We hebben gauw de wagen ingepakt en wat kleren. Toen kwam er weer bericht dat we niet weg hoefden en zo wisten we zelf niet hoe of wat.

En daar tussendoor waren ze volop aan 't schieten, de kogels vlogen ons om de oren. Heel de binnenstad moest wel ontruimd worden. Het was een vreselijk gezicht, al die mensen te zien sjouwen. De meesten gingen de kant van Velp en Roozendaal uit, anderen kwamen weer de Geitenkamp op. Iedereen heeft nu mensen in huis. Wij hebben nog niemand, maar als ze komen vragen nemen we ze ook maar. Liever tien er bij dan dat we zelf weg moeten.

Wat een vreselijke wereld toch, hier vlakbij staat een ontzettend zwaar geschut, horen en zien vergaat je als het werkt en zo gaan we de nacht weer tegemoet, dat is wel het ergste.

Piet is achter met de buurman een schuilkelder aan 't maken voor eventuele straatgevechten. Wij gaan nu aangekleed naar bed, want wie weet wat de nacht ons brengt.

 

 

Zondag 24 september 1944

 

Om half zeven waren we al op.

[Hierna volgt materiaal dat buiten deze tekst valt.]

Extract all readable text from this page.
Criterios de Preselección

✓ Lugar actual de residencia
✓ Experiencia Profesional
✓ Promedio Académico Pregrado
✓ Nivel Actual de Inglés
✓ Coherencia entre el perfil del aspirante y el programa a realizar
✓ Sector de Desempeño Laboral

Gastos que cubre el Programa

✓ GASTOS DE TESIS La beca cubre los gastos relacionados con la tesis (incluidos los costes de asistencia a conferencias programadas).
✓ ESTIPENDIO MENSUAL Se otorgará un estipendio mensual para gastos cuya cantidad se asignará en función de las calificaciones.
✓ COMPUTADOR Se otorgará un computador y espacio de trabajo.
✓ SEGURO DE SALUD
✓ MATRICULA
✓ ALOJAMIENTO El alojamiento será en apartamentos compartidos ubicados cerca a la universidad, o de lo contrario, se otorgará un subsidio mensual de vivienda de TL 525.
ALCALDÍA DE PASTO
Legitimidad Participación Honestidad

Piet wilde vroeg op om te gaan graven aan de schuilkelder. Vanaf vier uur schoten ze vreselijk en de Engelsche vliegtuigen waren niet van de lucht.

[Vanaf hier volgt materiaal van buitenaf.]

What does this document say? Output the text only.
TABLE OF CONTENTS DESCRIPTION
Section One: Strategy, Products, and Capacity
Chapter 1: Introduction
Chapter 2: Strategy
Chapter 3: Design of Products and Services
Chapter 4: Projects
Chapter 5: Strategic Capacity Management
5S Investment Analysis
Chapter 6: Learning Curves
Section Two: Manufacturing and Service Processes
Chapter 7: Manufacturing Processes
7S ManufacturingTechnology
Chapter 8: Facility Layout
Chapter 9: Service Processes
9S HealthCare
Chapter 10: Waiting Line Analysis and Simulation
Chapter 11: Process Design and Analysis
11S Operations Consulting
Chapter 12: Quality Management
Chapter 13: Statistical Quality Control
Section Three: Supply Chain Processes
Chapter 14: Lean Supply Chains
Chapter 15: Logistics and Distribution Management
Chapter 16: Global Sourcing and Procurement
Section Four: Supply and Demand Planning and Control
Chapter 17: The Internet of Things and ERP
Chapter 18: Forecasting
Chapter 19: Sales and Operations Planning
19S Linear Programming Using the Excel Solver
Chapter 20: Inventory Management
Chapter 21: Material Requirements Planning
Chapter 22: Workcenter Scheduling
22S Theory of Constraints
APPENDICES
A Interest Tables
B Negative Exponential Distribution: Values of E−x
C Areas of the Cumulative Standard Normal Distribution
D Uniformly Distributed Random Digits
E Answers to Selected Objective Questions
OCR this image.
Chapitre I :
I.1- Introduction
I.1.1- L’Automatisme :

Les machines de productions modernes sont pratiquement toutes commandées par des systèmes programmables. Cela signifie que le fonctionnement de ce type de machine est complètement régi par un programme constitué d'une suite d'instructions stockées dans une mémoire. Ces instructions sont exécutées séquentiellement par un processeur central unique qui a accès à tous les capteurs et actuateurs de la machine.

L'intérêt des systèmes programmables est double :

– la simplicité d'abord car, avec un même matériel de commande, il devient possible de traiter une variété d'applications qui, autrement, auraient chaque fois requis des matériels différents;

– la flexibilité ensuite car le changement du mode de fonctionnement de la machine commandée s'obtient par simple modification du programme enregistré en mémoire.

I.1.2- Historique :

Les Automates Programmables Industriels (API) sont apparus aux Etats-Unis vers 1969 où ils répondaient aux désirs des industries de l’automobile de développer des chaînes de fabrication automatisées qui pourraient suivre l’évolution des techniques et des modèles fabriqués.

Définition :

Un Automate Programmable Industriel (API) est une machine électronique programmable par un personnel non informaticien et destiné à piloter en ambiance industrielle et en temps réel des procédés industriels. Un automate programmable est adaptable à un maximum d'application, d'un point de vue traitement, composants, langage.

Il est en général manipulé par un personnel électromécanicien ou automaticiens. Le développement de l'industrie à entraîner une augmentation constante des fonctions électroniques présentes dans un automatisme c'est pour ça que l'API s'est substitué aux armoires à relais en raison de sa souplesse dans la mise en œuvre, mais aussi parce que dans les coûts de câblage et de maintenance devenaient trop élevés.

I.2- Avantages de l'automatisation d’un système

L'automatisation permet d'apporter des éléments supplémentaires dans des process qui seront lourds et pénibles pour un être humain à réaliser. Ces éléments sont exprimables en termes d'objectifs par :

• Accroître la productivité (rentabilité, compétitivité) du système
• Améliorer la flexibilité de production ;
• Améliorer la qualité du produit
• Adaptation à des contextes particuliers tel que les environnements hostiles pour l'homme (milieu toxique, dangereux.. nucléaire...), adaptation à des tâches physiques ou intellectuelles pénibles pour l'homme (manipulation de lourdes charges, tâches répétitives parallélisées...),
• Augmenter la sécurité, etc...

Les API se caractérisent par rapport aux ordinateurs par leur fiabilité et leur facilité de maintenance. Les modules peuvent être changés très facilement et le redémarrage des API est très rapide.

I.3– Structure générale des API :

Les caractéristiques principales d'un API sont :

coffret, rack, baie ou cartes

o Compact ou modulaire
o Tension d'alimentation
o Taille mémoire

Om tien uur ging ik even de weg af en hoorde dat daar alles gesloten was en dat we binnen een uur waarschijnlijk toch weg moesten.

Wat een schrik, we waren verlamd. Piet ging niet meer verder met graven, want dat had nu toch geen zin meer.

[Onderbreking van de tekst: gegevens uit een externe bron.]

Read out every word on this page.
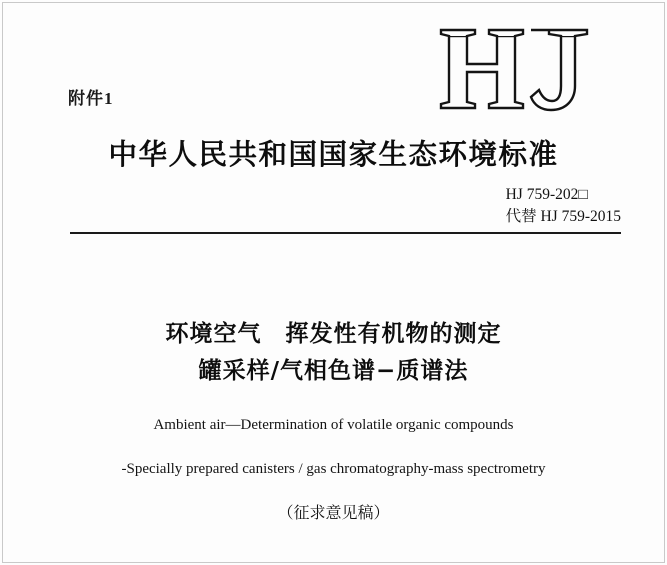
附件1
中华人民共和国国家生态环境标准
HJ 759-202□
代替 HJ 759-2015
环境空气　挥发性有机物的测定
罐采样/气相色谱−质谱法
Ambient air—Determination of volatile organic compounds
-Specially prepared canisters / gas chromatography-mass spectrometry
（征求意见稿）
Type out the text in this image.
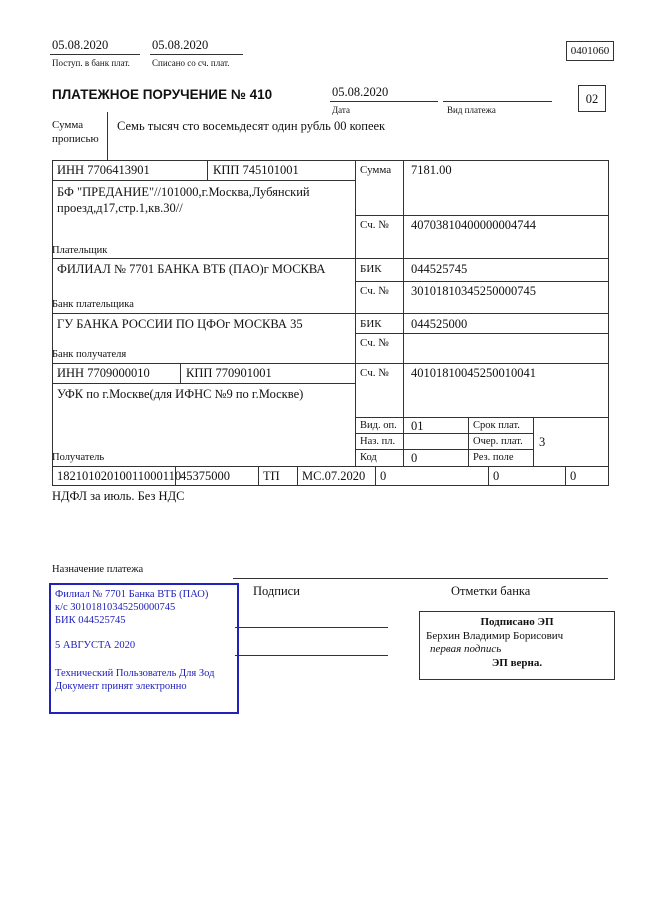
05.08.2020
Поступ. в банк плат.
05.08.2020
Списано со сч. плат.
0401060
ПЛАТЕЖНОЕ ПОРУЧЕНИЕ № 410	05.08.2020
Дата	Вид платежа
02
Сумма
прописью
Семь тысяч сто восемьдесят один рубль 00 копеек
ИНН 7706413901	КПП 745101001	Сумма 7181.00
БФ "ПРЕДАНИЕ"//101000,г.Москва,Лубянский проезд,д17,стр.1,кв.30//
Сч. № 40703810400000004744
Плательщик
ФИЛИАЛ № 7701 БАНКА ВТБ (ПАО)г МОСКВА	БИК 044525745
Сч. № 30101810345250000745
Банк плательщика
ГУ БАНКА РОССИИ ПО ЦФОг МОСКВА 35	БИК 044525000
Сч. №
Банк получателя
ИНН 7709000010	КПП 770901001	Сч. № 40101810045250010041
УФК по г.Москве(для ИФНС №9 по г.Москве)
Получатель
Вид. оп. 01	Срок плат.
Наз. пл.	Очер. плат. 3
Код	0	Рез. поле
18210102010011000110
45375000	ТП МС.07.2020 0	0	0
НДФЛ за июль. Без НДС
Назначение платежа
Подписи	Отметки банка
Филиал № 7701 Банка ВТБ (ПАО)
к/с 30101810345250000745
БИК 044525745
5 АВГУСТА 2020
Технический Пользователь Для Зод
Документ принят электронно
Подписано ЭП
Берхин Владимир Борисович
первая подпись
ЭП верна.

We wachten het verder maar af en ja hoor om elf uur kwam het bericht, we moesten maar naar Ede of Apeldoorn. Nou, dat is geen kleinigheid, 18 of 20 km lopen, het was een ontstellende wanorde.

De een zei we gaan, de ander zei we gaan niet en zo wisten we niet wat of we zouden doen. We zouden wachten tot vier uur dan kwamen de officiële berichten.

Intussen gingen we toch alvast maar wat pakken, maar we konden helemaal niet opschieten, dan kwam de een, dan de ander.

Ons kind is er nog niet en toch brengt het ons al zegen, want ik heb zoveel gekregen. De een kwam met suiker, die met een paar blikjes pasta, van een ander een pakje boter en ik kreeg zelfs een konijn. We zijn toen maar verder met pakken gegaan.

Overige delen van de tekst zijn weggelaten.